F. Lack of Education and Remedial Efforts of High Danger areas. A vacant (for many years) sign/exhibit panel pedestal at Sacramento Bar (along main jeep patrol/hiking trail 0.2 mile west of parking lot) at perhaps the most dangerously eroded volunteer path along entire parkway is a blatant example of your county's ignoring its education role. The human danger posed by this steep trail is great and is situated by immediate section of river heavily used by salmon. Theres no effort to close this path (barrier) nor place a sign on existing pedestal. How can one have confidence in future education and dangerous and/or impactful pathway closures at Sailor Bar when the County neglects high priority (high use and threat) elsewhere. Other kiosks have badly faded and unattractive old interpretive panels dot the parkway. It's quite rare that I ever see a person looking at any panels, over many years. I think the County should sooner put its efforts into redoing outdated, ineffective features before jumping into new features at Sailor Bar. Furthermore the County should be putting in barriers along its tens of eroded out and at times dangerous pathways (volunteer) to the river for public safety and the protection of salmonids.

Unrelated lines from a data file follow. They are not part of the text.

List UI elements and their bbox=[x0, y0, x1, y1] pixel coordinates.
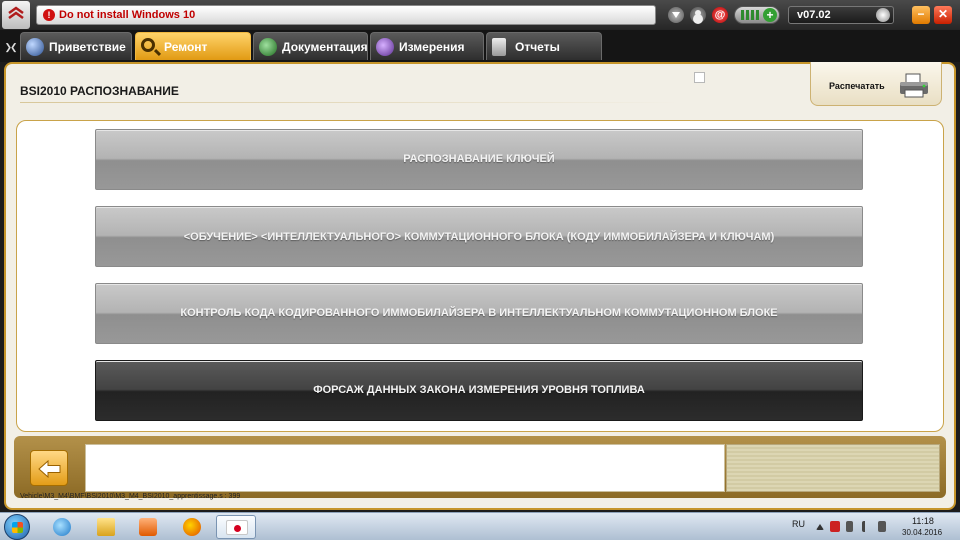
check-immobilizer-code-button[interactable]: КОНТРОЛЬ КОДА КОДИРОВАННОГО ИММОБИЛАЙЗЕР… bbox=[95, 283, 863, 344]
taskbar-explorer[interactable] bbox=[86, 515, 126, 539]
download-icon[interactable] bbox=[668, 7, 684, 23]
network-icon[interactable] bbox=[862, 521, 872, 532]
warning-text: Do not install Windows 10 bbox=[59, 9, 196, 21]
recognize-keys-button[interactable]: РАСПОЗНАВАНИЕ КЛЮЧЕЙ bbox=[95, 129, 863, 190]
dial-icon[interactable] bbox=[876, 8, 890, 22]
warning-icon: ! bbox=[43, 9, 55, 21]
menu-button-label: РАСПОЗНАВАНИЕ КЛЮЧЕЙ bbox=[403, 153, 555, 165]
status-panel bbox=[726, 444, 940, 492]
fuel-level-law-button[interactable]: ФОРСАЖ ДАННЫХ ЗАКОНА ИЗМЕРЕНИЯ УРОВНЯ ТО… bbox=[95, 360, 863, 421]
user-icon[interactable] bbox=[690, 7, 706, 23]
firefox-icon bbox=[183, 518, 201, 536]
signal-bars-icon bbox=[741, 10, 761, 20]
tab-documentation[interactable]: Документация bbox=[253, 32, 368, 60]
tab-label: Ремонт bbox=[164, 40, 208, 54]
tab-welcome[interactable]: Приветствие bbox=[20, 32, 132, 60]
warning-bar: ! Do not install Windows 10 bbox=[36, 5, 656, 25]
script-path: Vehicle\M3_M4\BMF\BSI2010\M3_M4_BSI2010_… bbox=[20, 493, 241, 500]
wave-icon bbox=[376, 38, 394, 56]
report-icon bbox=[492, 38, 506, 56]
taskbar-diagbox[interactable] bbox=[216, 515, 256, 539]
taskbar-internet-explorer[interactable] bbox=[42, 515, 82, 539]
menu-button-label: КОНТРОЛЬ КОДА КОДИРОВАННОГО ИММОБИЛАЙЗЕР… bbox=[180, 307, 778, 319]
taskbar-firefox[interactable] bbox=[172, 515, 212, 539]
tab-label: Измерения bbox=[399, 40, 465, 54]
clock-time[interactable]: 11:18 bbox=[912, 516, 934, 526]
media-player-icon bbox=[139, 518, 157, 536]
tab-repair[interactable]: Ремонт bbox=[135, 32, 251, 60]
citroen-logo bbox=[2, 1, 30, 29]
tab-label: Приветствие bbox=[49, 40, 126, 54]
back-button[interactable] bbox=[30, 450, 68, 486]
internet-explorer-icon bbox=[53, 518, 71, 536]
magnifier-icon bbox=[141, 38, 155, 52]
tab-label: Отчеты bbox=[515, 40, 560, 54]
title-bar: ! Do not install Windows 10 @ + v07.02 −… bbox=[0, 0, 960, 30]
version-box: v07.02 bbox=[788, 6, 894, 24]
printer-icon bbox=[900, 73, 928, 98]
action-center-icon[interactable] bbox=[830, 521, 840, 532]
close-button[interactable]: ✕ bbox=[934, 6, 952, 24]
connection-signal-indicator[interactable]: + bbox=[734, 6, 780, 24]
clock-date[interactable]: 30.04.2016 bbox=[902, 528, 942, 537]
show-hidden-icons-icon[interactable] bbox=[816, 524, 824, 530]
minimize-button[interactable]: − bbox=[912, 6, 930, 24]
japan-flag-icon bbox=[226, 520, 248, 535]
volume-icon[interactable] bbox=[878, 521, 886, 532]
folder-icon bbox=[97, 518, 115, 536]
option-checkbox[interactable] bbox=[694, 72, 705, 83]
message-area bbox=[85, 444, 725, 492]
learn-immobilizer-button[interactable]: <ОБУЧЕНИЕ> <ИНТЕЛЛЕКТУАЛЬНОГО> КОММУТАЦИ… bbox=[95, 206, 863, 267]
plus-icon: + bbox=[763, 8, 777, 22]
battery-icon[interactable] bbox=[846, 521, 853, 532]
title-divider bbox=[20, 102, 680, 103]
tab-measurements[interactable]: Измерения bbox=[370, 32, 484, 60]
menu-button-label: <ОБУЧЕНИЕ> <ИНТЕЛЛЕКТУАЛЬНОГО> КОММУТАЦИ… bbox=[183, 231, 775, 243]
tab-scroll-icon[interactable]: ❯❮ bbox=[2, 34, 18, 60]
tab-reports[interactable]: Отчеты bbox=[486, 32, 602, 60]
menu-button-label: ФОРСАЖ ДАННЫХ ЗАКОНА ИЗМЕРЕНИЯ УРОВНЯ ТО… bbox=[313, 384, 645, 396]
mail-icon[interactable]: @ bbox=[712, 7, 728, 23]
taskbar-media-player[interactable] bbox=[128, 515, 168, 539]
globe-icon bbox=[26, 38, 44, 56]
tab-bar: ❯❮ Приветствие Ремонт Документация Измер… bbox=[0, 30, 960, 62]
version-label: v07.02 bbox=[797, 9, 831, 21]
page-title: BSI2010 РАСПОЗНАВАНИЕ bbox=[20, 84, 179, 98]
language-indicator[interactable]: RU bbox=[792, 519, 805, 529]
arrow-left-icon bbox=[38, 460, 61, 478]
tab-label: Документация bbox=[282, 40, 368, 54]
start-button[interactable] bbox=[4, 514, 30, 540]
book-icon bbox=[259, 38, 277, 56]
print-label: Распечатать bbox=[829, 81, 885, 91]
print-button[interactable]: Распечатать bbox=[810, 62, 942, 106]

That's where the maintenance focus should be before undertaking new areas that are poised to repeat some of the same significant problems found now in virtually all of the parkway units. 

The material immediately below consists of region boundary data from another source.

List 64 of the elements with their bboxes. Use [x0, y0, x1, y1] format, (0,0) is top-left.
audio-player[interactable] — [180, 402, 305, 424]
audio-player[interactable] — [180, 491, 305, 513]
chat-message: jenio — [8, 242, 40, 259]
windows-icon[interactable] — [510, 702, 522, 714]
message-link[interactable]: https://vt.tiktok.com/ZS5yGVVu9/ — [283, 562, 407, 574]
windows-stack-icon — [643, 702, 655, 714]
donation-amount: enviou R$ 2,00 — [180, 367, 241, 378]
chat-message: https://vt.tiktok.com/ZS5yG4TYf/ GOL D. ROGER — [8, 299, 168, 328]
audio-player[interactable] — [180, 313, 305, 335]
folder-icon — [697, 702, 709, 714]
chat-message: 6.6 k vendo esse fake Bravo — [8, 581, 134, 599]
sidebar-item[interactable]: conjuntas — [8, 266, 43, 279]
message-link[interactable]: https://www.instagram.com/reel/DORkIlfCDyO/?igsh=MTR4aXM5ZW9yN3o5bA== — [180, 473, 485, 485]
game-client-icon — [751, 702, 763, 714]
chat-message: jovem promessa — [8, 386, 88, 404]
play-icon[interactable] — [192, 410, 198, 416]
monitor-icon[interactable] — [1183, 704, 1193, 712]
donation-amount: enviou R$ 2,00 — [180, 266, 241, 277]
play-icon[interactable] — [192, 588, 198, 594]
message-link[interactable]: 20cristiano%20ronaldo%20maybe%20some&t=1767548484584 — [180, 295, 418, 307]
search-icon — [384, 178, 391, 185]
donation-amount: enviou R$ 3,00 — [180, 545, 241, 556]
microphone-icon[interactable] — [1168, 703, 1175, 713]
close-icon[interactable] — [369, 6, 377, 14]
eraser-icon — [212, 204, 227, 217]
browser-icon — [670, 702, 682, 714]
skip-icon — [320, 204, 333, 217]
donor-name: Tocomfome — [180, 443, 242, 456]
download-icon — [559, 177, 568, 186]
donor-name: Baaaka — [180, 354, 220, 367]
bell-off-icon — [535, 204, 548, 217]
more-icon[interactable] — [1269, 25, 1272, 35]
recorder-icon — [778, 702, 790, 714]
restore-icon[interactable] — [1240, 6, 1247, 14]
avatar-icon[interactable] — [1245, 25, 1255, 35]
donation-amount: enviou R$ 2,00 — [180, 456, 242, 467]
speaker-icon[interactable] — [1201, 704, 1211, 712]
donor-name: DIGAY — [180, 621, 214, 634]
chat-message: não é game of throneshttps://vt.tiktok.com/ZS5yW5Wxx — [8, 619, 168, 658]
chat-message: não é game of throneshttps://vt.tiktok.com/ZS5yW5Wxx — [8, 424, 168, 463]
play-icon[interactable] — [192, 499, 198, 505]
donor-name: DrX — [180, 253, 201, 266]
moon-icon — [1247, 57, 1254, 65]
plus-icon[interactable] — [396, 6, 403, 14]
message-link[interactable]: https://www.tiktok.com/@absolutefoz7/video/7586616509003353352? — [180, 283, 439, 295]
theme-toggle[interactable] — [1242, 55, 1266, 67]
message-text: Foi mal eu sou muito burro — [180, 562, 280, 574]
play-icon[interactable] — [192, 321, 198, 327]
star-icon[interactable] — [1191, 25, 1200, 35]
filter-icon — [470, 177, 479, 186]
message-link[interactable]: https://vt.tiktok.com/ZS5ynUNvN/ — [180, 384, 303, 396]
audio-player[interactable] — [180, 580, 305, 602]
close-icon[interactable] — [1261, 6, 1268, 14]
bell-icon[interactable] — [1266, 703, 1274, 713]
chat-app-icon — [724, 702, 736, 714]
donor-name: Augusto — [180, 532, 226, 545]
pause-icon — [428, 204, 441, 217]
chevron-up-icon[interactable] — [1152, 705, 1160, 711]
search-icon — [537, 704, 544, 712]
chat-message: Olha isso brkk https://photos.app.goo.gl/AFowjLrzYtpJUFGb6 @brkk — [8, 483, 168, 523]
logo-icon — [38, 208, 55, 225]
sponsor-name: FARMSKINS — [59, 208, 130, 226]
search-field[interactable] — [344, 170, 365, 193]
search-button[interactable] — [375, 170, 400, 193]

CEQA While the Parks Director refers to this as a maintenance plan /issue, it's seems far greater. It's impacts are way beyond internal. I think that the County should be required to follow CEQA to make such a change. While the Parks Department closed the road in 2008 for maintenance or fiscal reasons, that doesn't mean that the road should have allowed public vehicular access prior to this. There are scars on the land from this prior use. There were many inappropriate uses then. Furthermore the times have changed considerably in the past 16 years. The impacts on some of the CEQA checklist items would be in question now, and I feel some impacts would be significant. 

Having served as CEQA lead for a trail and parking lot project for the State, I do not say this lightly or superficially. I think the County is circumventing a matter for its benefit, not for the benefit of the landscape, the species of concern, and not for the benefits of park visitors who want a fully natural experience as they deserve. I think it is time for the Parkway Plan, adopted in 2008, to undergo an update, not just for Sailor Bar. At minimal an addendum that would include Sailor Bar seems quite prudent and timely.

While the increased County staffing may well be helpful in the next few years to come, staffing levels seem to ebb and flow over the past 20 years. The impacts that would be created by this road (2) opening will be far longer term. And seeing that the serious similar problems haven't been lessened or corrected elsewhere along the parkway only makes me skeptical that the County would be able to handle this diversity and depth of problems I have addressed here. Sailor Bar is among the two wildest areas of the full Parkway. The other, Sacramento Bar, has no public road into it. Sailor Bar deserves the same. A public road from either end into its interior, based on map provided by Director Bellas, would save the average visitor 7-10 minutes walking on easy terrain. This is such a small distance, such a small benefit, at such a high risk of expected consequences to play out. I urge you to stop the current process, which seems rather rushed, for a more thorough recruitment of public comments and analysis of impacts. 

Bruce Forman Retired Supervisor/Manager of Public Education, Recreation and Wildlife, CA. Dept. Fish and Wildlife (Some of my work focused on American River salmon, steelhead and wildlife.)